Which is all fine and good. Except that a lot of first time home buyers can’t afford to pay that. There’s also the small matter that you can usually buy already-built homes of similar specifications in those areas for $100K to $200K. All day long.

Thus the problem with the starter home as a viable product for the home building industry. But the implications are much farther reaching, and this is an important thing to know for anyone who is investing in any aspect of residential real estate. Because these price differences between new and existing essentially define 2 separate markets.

When we speak of markets, especially in real estate, we tend to think of them as pertaining to a geographical area: one town equals one real estate market. But if you look at the prices, it becomes clear that’s not the case. Even in a given section of a town, you can have more than one market: because you have different groups of buyers looking for different kinds of properties. The value of any particular house needs to be understood within the context of the broader market or markets that exist around it.

For instance, if you buy a new home for your family you may be assuming it will appreciate in value over time. But that appreciation may be constrained if there are large numbers of older homes in the area that are already selling for less than it would cost to replace them if they had to be rebuilt.

Or if you were buying a property to rent, looking in the established areas of town would likely yield a property that had better economic potential for a good cap rate; so looking for prospects in newer neighborhoods could be a waste of time.

Or, if you were thinking about buying a vacant lot on the cheap you might realize after-the-fact that you’d just bought something that was actually worthless: because if you have to try to recover building costs of $100 per foot in a neighborhood where existing stock is selling for $50 per foot, you aren’t going to have a fun time.

There are any number of additional variations on this theme. But you probably get the point.

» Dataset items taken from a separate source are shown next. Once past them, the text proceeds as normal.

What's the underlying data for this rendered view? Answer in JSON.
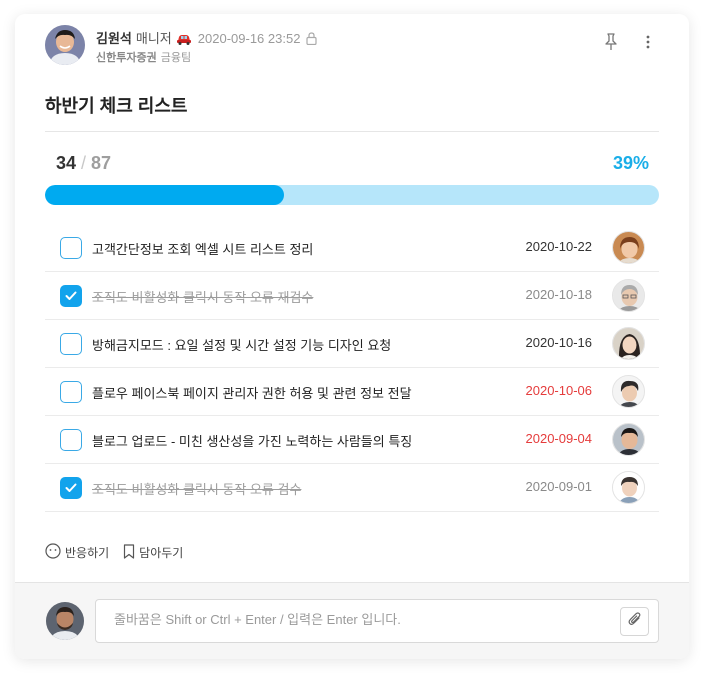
{
  "post": {
    "author_name": "김원석",
    "author_role": "매니저",
    "date": "2020-09-16 23:52",
    "company": "신한투자증권",
    "team": "금융팀",
    "icons": {
      "vehicle": "car-icon",
      "privacy": "lock-icon",
      "pin": "pin-icon",
      "more": "more-vertical-icon"
    }
  },
  "checklist": {
    "title": "하반기 체크 리스트",
    "done_count": "34",
    "separator": "/",
    "total_count": "87",
    "percent_label": "39%",
    "progress": 0.39,
    "accent_color": "#00aaf0",
    "track_color": "#b6e6fa",
    "items": [
      {
        "label": "고객간단정보 조회 엑셀 시트 리스트 정리",
        "date": "2020-10-22",
        "checked": false,
        "overdue": false
      },
      {
        "label": "조직도 비활성화 클릭시 동작 오류 재검수",
        "date": "2020-10-18",
        "checked": true,
        "overdue": false
      },
      {
        "label": "방해금지모드 : 요일 설정 및 시간 설정 기능 디자인 요청",
        "date": "2020-10-16",
        "checked": false,
        "overdue": false
      },
      {
        "label": "플로우 페이스북 페이지 관리자 권한 허용 및 관련 정보 전달",
        "date": "2020-10-06",
        "checked": false,
        "overdue": true
      },
      {
        "label": "블로그 업로드 - 미친 생산성을 가진 노력하는 사람들의 특징",
        "date": "2020-09-04",
        "checked": false,
        "overdue": true
      },
      {
        "label": "조직도 비활성화 클릭시 동작 오류 검수",
        "date": "2020-09-01",
        "checked": true,
        "overdue": false
      }
    ],
    "overdue_color": "#e53c3c"
  },
  "actions": {
    "react_label": "반응하기",
    "bookmark_label": "담아두기"
  },
  "comment": {
    "placeholder": "줄바꿈은 Shift or Ctrl + Enter / 입력은 Enter 입니다.",
    "attach_icon": "paperclip-icon"
  }
}
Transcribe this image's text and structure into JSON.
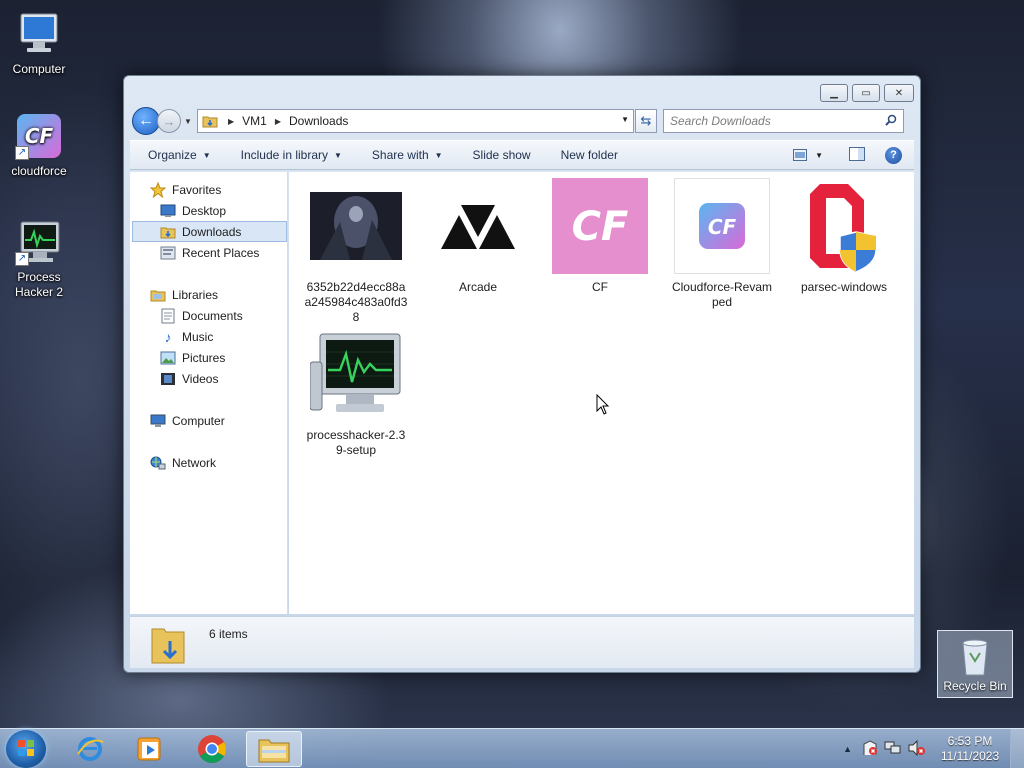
{
  "desktop": {
    "icons": [
      {
        "label": "Computer"
      },
      {
        "label": "cloudforce"
      },
      {
        "label": "Process Hacker 2"
      }
    ],
    "recycle_bin": "Recycle Bin"
  },
  "window": {
    "address": {
      "crumbs": [
        "VM1",
        "Downloads"
      ]
    },
    "search_placeholder": "Search Downloads",
    "toolbar": {
      "organize": "Organize",
      "include_in_library": "Include in library",
      "share_with": "Share with",
      "slide_show": "Slide show",
      "new_folder": "New folder"
    },
    "nav": {
      "favorites": "Favorites",
      "desktop": "Desktop",
      "downloads": "Downloads",
      "recent_places": "Recent Places",
      "libraries": "Libraries",
      "documents": "Documents",
      "music": "Music",
      "pictures": "Pictures",
      "videos": "Videos",
      "computer": "Computer",
      "network": "Network"
    },
    "files": [
      {
        "name": "6352b22d4ecc88aa245984c483a0fd38"
      },
      {
        "name": "Arcade"
      },
      {
        "name": "CF"
      },
      {
        "name": "Cloudforce-Revamped"
      },
      {
        "name": "parsec-windows"
      },
      {
        "name": "processhacker-2.39-setup"
      }
    ],
    "status": {
      "count": "6 items"
    }
  },
  "taskbar": {
    "clock_time": "6:53 PM",
    "clock_date": "11/11/2023"
  },
  "colors": {
    "cf_pink": "#e58fcf",
    "selection": "#d9e6f6",
    "parsec_red": "#e4223b"
  }
}
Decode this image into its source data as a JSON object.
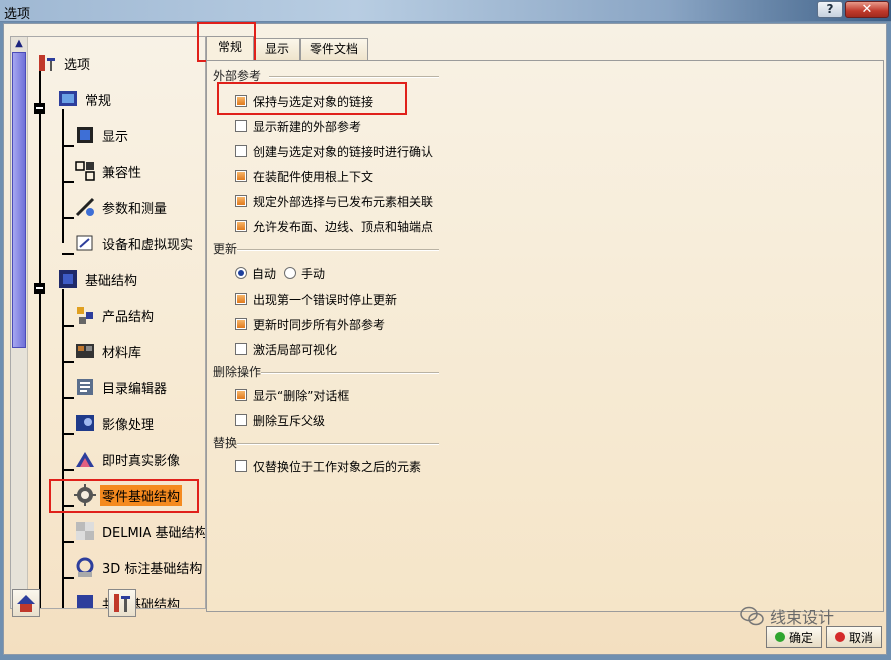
{
  "window": {
    "title": "选项",
    "help_label": "?",
    "close_label": "✕"
  },
  "tree": {
    "root": "选项",
    "items": [
      {
        "label": "常规",
        "icon": "general-icon"
      },
      {
        "label": "显示",
        "icon": "display-icon"
      },
      {
        "label": "兼容性",
        "icon": "compatibility-icon"
      },
      {
        "label": "参数和测量",
        "icon": "parameters-icon"
      },
      {
        "label": "设备和虚拟现实",
        "icon": "devices-icon"
      },
      {
        "label": "基础结构",
        "icon": "infrastructure-icon"
      },
      {
        "label": "产品结构",
        "icon": "product-structure-icon"
      },
      {
        "label": "材料库",
        "icon": "material-library-icon"
      },
      {
        "label": "目录编辑器",
        "icon": "catalog-editor-icon"
      },
      {
        "label": "影像处理",
        "icon": "image-processing-icon"
      },
      {
        "label": "即时真实影像",
        "icon": "realtime-image-icon"
      },
      {
        "label": "零件基础结构",
        "icon": "part-infrastructure-icon"
      },
      {
        "label": "DELMIA 基础结构",
        "icon": "delmia-icon"
      },
      {
        "label": "3D 标注基础结构",
        "icon": "3d-annotation-icon"
      },
      {
        "label": "共享基础结构",
        "icon": "shared-infrastructure-icon"
      }
    ]
  },
  "tabs": [
    {
      "label": "常规"
    },
    {
      "label": "显示"
    },
    {
      "label": "零件文档"
    }
  ],
  "groups": {
    "external": {
      "title": "外部参考",
      "options": [
        {
          "label": "保持与选定对象的链接",
          "checked": true
        },
        {
          "label": "显示新建的外部参考",
          "checked": false
        },
        {
          "label": "创建与选定对象的链接时进行确认",
          "checked": false
        },
        {
          "label": "在装配件使用根上下文",
          "checked": true
        },
        {
          "label": "规定外部选择与已发布元素相关联",
          "checked": true
        },
        {
          "label": "允许发布面、边线、顶点和轴端点",
          "checked": true
        }
      ]
    },
    "update": {
      "title": "更新",
      "radio_auto": "自动",
      "radio_manual": "手动",
      "options": [
        {
          "label": "出现第一个错误时停止更新",
          "checked": true
        },
        {
          "label": "更新时同步所有外部参考",
          "checked": true
        },
        {
          "label": "激活局部可视化",
          "checked": false
        }
      ]
    },
    "delete": {
      "title": "删除操作",
      "options": [
        {
          "label": "显示“删除”对话框",
          "checked": true
        },
        {
          "label": "删除互斥父级",
          "checked": false
        }
      ]
    },
    "replace": {
      "title": "替换",
      "options": [
        {
          "label": "仅替换位于工作对象之后的元素",
          "checked": false
        }
      ]
    }
  },
  "buttons": {
    "ok": "确定",
    "cancel": "取消"
  },
  "watermark": "线束设计",
  "colors": {
    "selected": "#f58a1f",
    "highlight": "#e0201a",
    "ok_dot": "#2fa52f",
    "cancel_dot": "#d42a2a"
  }
}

The present-day cost of construction sets the stage for a disparity between the price of new houses and old houses. The existence of 2 kinds of houses in an area creates any number of forces which act back and forth on each others’ prices. This tendency is the thing which causes traditional home builders to lament the passage of the “starter home.” And it is a factor which real estate investors need to understand from a variety of perspectives if they want to better their odds of doing profitable deals and staying away from the disappointing ones.